Ce qu'il faut surveiller ensuite
Trois dates structurent les 90 prochains jours. Le 20 avril marque le lancement de la phase 1 du CAPE, et la vitesse à laquelle les premiers lots de remboursements seront traités indiquera si la fenêtre de 60 à 90 jours tient en pratique. Le 24 juillet marque l'expiration de la section 122, et ce qui remplacera ces droits, que ce soit via des mesures de sécurité nationale au titre de la section 232, des enquêtes au titre de la section 301 ou une prolongation par le Congrès, déterminera la forme des droits de douane pour la fin 2026. Le 11 mars, l'USTR a ouvert des enquêtes au titre de la section 301 sur les pratiques de fabrication de 16 juridictions, dont l'Inde, et le rythme de ces procédures est le véritable signal de l'orientation des droits de douane sur les biens durables.
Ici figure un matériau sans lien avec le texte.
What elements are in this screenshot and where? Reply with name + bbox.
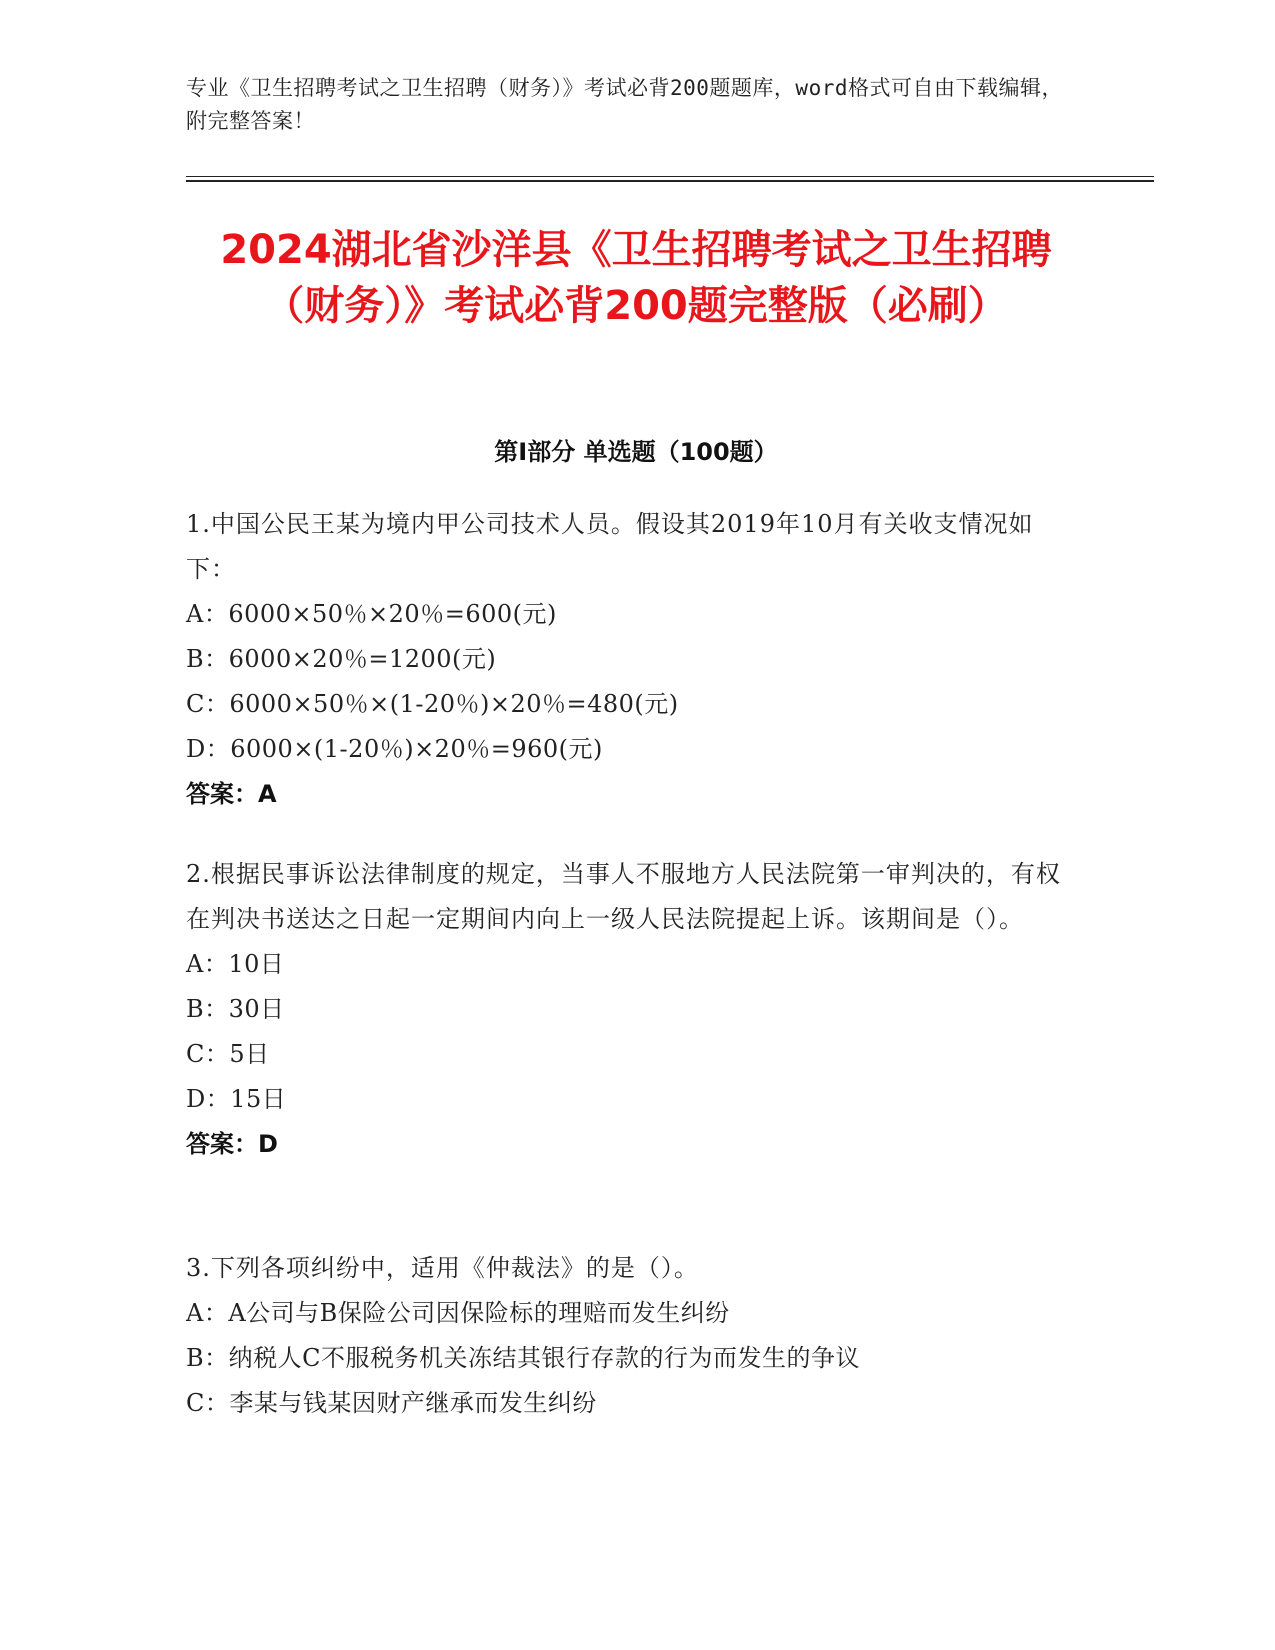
option-a: A：A公司与B保险公司因保险标的理赔而发生纠纷: [186, 1299, 730, 1327]
option-b: B：30日: [186, 995, 285, 1023]
question-stem: 2.根据民事诉讼法律制度的规定，当事人不服地方人民法院第一审判决的，有权在判决书送达之日起一定期间内向上一级人民法院提起上诉。该期间是（）。: [186, 860, 1061, 933]
option-b: B：6000×20％=1200(元): [186, 645, 497, 673]
option-b: B：纳税人C不服税务机关冻结其银行存款的行为而发生的争议: [186, 1344, 860, 1372]
option-a: A：10日: [186, 950, 285, 978]
answer: 答案：A: [186, 780, 277, 808]
option-c: C：李某与钱某因财产继承而发生纠纷: [186, 1389, 597, 1417]
section-title: 第Ⅰ部分 单选题（100题）: [494, 438, 778, 466]
document-title: 2024湖北省沙洋县《卫生招聘考试之卫生招聘（财务）》考试必背200题完整版（必刷）: [220, 227, 1052, 329]
question-stem: 1.中国公民王某为境内甲公司技术人员。假设其2019年10月有关收支情况如下：: [186, 510, 1034, 583]
question-3: [186, 1246, 1066, 1426]
option-c: C：6000×50％×(1-20％)×20％=480(元): [186, 690, 679, 718]
question-1: [186, 502, 1066, 817]
option-c: C：5日: [186, 1040, 270, 1068]
header-divider-thin: [186, 176, 1154, 177]
header-divider-thick: [186, 180, 1154, 182]
header-note: 专业《卫生招聘考试之卫生招聘（财务）》考试必背200题题库，word格式可自由下载编辑，附完整答案！: [186, 76, 1063, 133]
option-d: D：6000×(1-20％)×20％=960(元): [186, 735, 603, 763]
answer: 答案：D: [186, 1130, 278, 1158]
option-d: D：15日: [186, 1085, 287, 1113]
question-stem: 3.下列各项纠纷中，适用《仲裁法》的是（）。: [186, 1254, 699, 1282]
option-a: A：6000×50％×20％=600(元): [186, 600, 557, 628]
question-2: [186, 852, 1066, 1167]
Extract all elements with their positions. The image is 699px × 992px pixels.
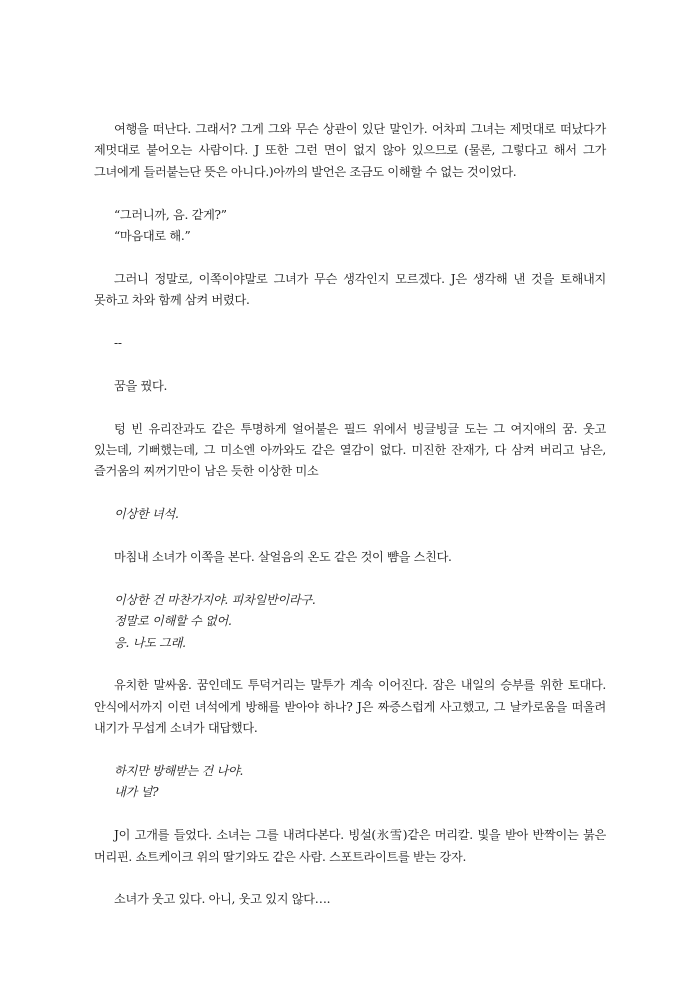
paragraph: 소녀가 웃고 있다. 아니, 웃고 있지 않다…. xyxy=(114,892,331,907)
paragraph: 여행을 떠난다. 그래서? 그게 그와 무슨 상관이 있단 말인가. 어차피 그녀는 제멋대로 떠났다가 제멋대로 붙어오는 사람이다. J 또한 그런 면이 없지 않아 있으므로 (물론, 그렇다고 해서 그가 그녀에게 들러붙는단 뜻은 아니다.)아까의 발언은 조금도 이해할 수 없는 것이었다. xyxy=(94,122,606,179)
paragraph: 꿈을 꿨다. xyxy=(114,378,168,393)
blank-line xyxy=(94,526,606,547)
blank-line xyxy=(94,247,606,268)
paragraph: 텅 빈 유리잔과도 같은 투명하게 얼어붙은 필드 위에서 빙글빙글 도는 그 여지애의 꿈. 웃고 있는데, 기뻐했는데, 그 미소엔 아까와도 같은 열감이 없다. 미진한 잔재가, 다 삼켜 버리고 남은, 즐거움의 찌꺼기만이 남은 듯한 이상한 미소 xyxy=(94,421,606,479)
blank-line xyxy=(94,312,606,333)
blank-line xyxy=(94,397,606,418)
italic-line: 이상한 건 마찬가지야. 피차일반이라구. xyxy=(114,592,316,607)
italic-line: 내가 널? xyxy=(114,785,159,800)
italic-line: 응. 나도 그래. xyxy=(114,635,186,650)
blank-line xyxy=(94,483,606,504)
blank-line xyxy=(94,740,606,761)
dialogue-line: “마음대로 해.” xyxy=(114,229,191,244)
italic-line: 이상한 녀석. xyxy=(114,507,179,522)
blank-line xyxy=(94,654,606,675)
document-body xyxy=(94,119,606,911)
paragraph: 유치한 말싸움. 꿈인데도 투덕거리는 말투가 계속 이어진다. 잠은 내일의 승부를 위한 토대다. 안식에서까지 이런 녀석에게 방해를 받아야 하나? J은 짜증스럽게 사고했고, 그 날카로움을 떠올려 내기가 무섭게 소녀가 대답했다. xyxy=(94,678,606,736)
paragraph: 그러니 정말로, 이쪽이야말로 그녀가 무슨 생각인지 모르겠다. J은 생각해 낸 것을 토해내지 못하고 차와 함께 삼켜 버렸다. xyxy=(94,271,606,308)
blank-line xyxy=(94,568,606,589)
scene-break: -- xyxy=(114,336,122,351)
blank-line xyxy=(94,804,606,825)
paragraph: 마침내 소녀가 이쪽을 본다. 살얼음의 온도 같은 것이 뺨을 스친다. xyxy=(114,550,452,565)
blank-line xyxy=(94,868,606,889)
blank-line xyxy=(94,183,606,204)
dialogue-line: “그러니까, 음. 같게?” xyxy=(114,207,227,222)
italic-line: 정말로 이해할 수 없어. xyxy=(114,614,232,629)
italic-line: 하지만 방해받는 건 나야. xyxy=(114,764,244,779)
paragraph: J이 고개를 들었다. 소녀는 그를 내려다본다. 빙설(氷雪)같은 머리칼. 빛을 받아 반짝이는 붉은 머리핀. 쇼트케이크 위의 딸기와도 같은 사람. 스포트라이트를 받는 강자. xyxy=(94,828,606,864)
blank-line xyxy=(94,354,606,375)
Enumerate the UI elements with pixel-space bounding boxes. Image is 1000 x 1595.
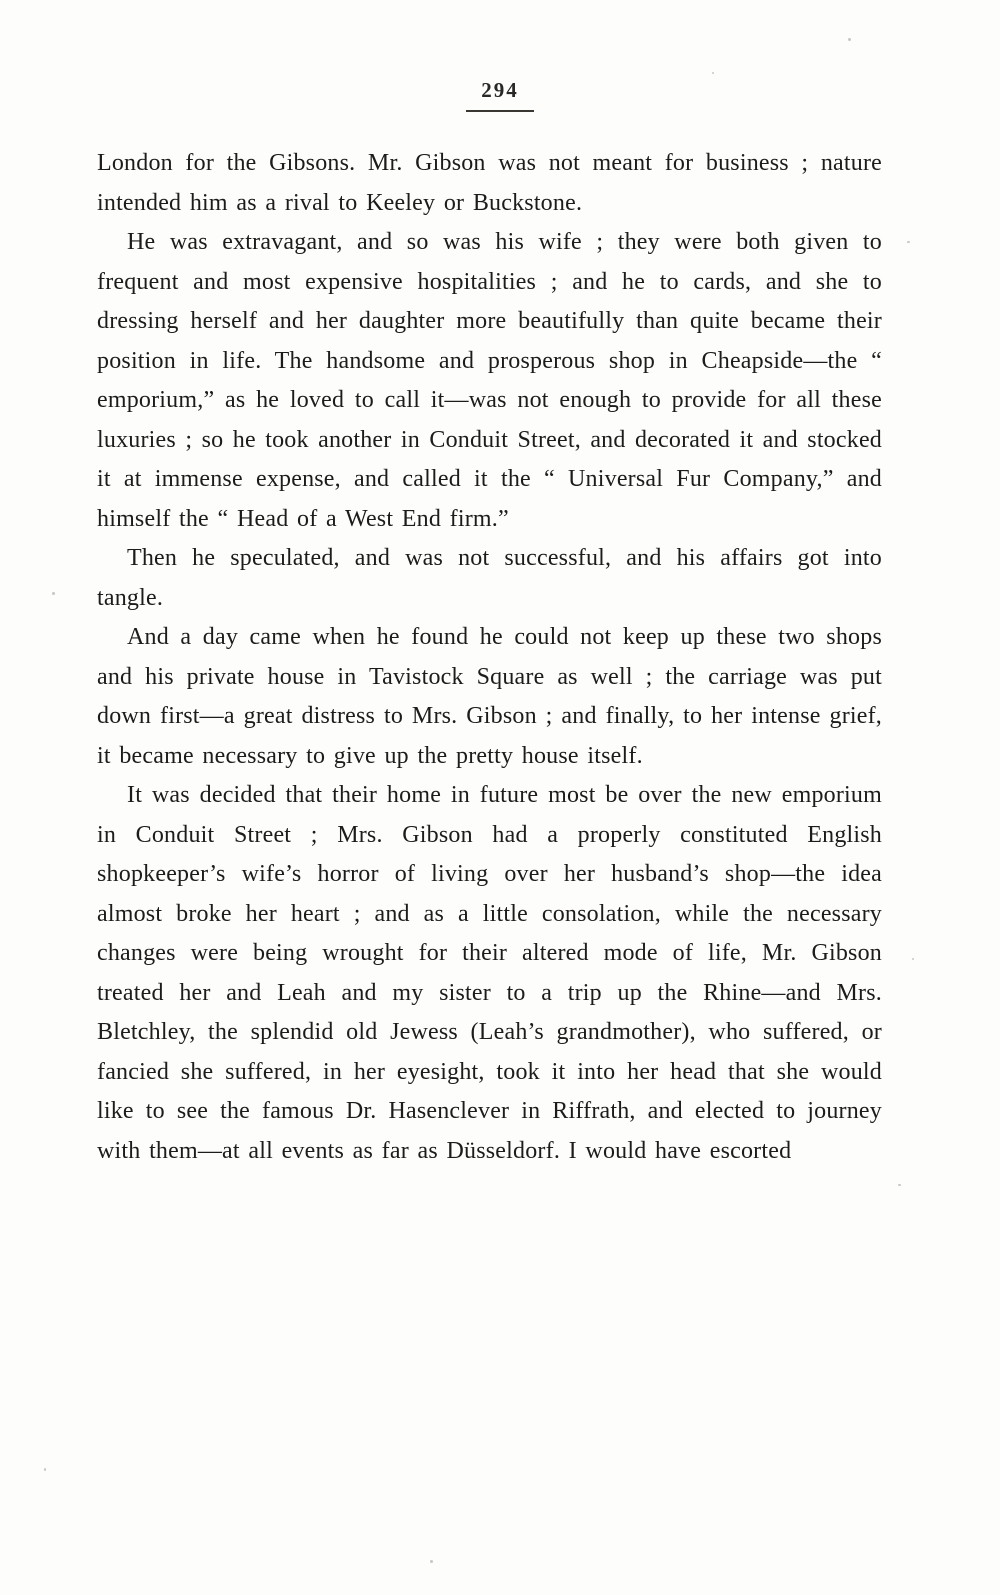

L'accord commercial bilatéral avec l'Inde est l'inconnue. L'Inde et les États-Unis ont reporté les pourparlers sur le projet d'accord commercial bilatéral intérimaire à la suite de l'arrêt de la Cour suprême et des droits de la section 122, la visite du négociateur en chef indien ayant été ajournée. La manière dont Delhi et Washington relanceront cette conversation, et la question de savoir si un BTA relancé touche ou non aux services, déterminera si la scission actuelle entre biens taxés et services exonérés persiste ou fait l'objet d'une rennégociation.
Les observateurs judiciaires devraient également suivre le recours des États. Vingt-trois États, menés par New York, ont engagé une action pour bloquer les droits de la section 122, faisant valoir que le gouvernement n'a pas démontré le déséquilibre sérieux de balance des paiements requis pour invoquer la loi. Les affaires des États ont été examinées par une formation de la Court of International Trade le 10 avril 2026.
L'ère IEEPA s'est achevée en février, mais son sillage comptable courra tout au long de 2026. Ce qui est plus clair que l'arithmétique des remboursements, c'est la leçon structurelle : bâtir la présence d'une entreprise américaine en Inde par les services et les talents, plutôt que par des biens physiques, a été depuis le début la stratégie à l'épreuve des droits de douane. Chaque code HTS qui a bougé au cours de l'année écoulée rappelle que l'exonération des services est la seule ligne qui, elle, n'a jamais bougé.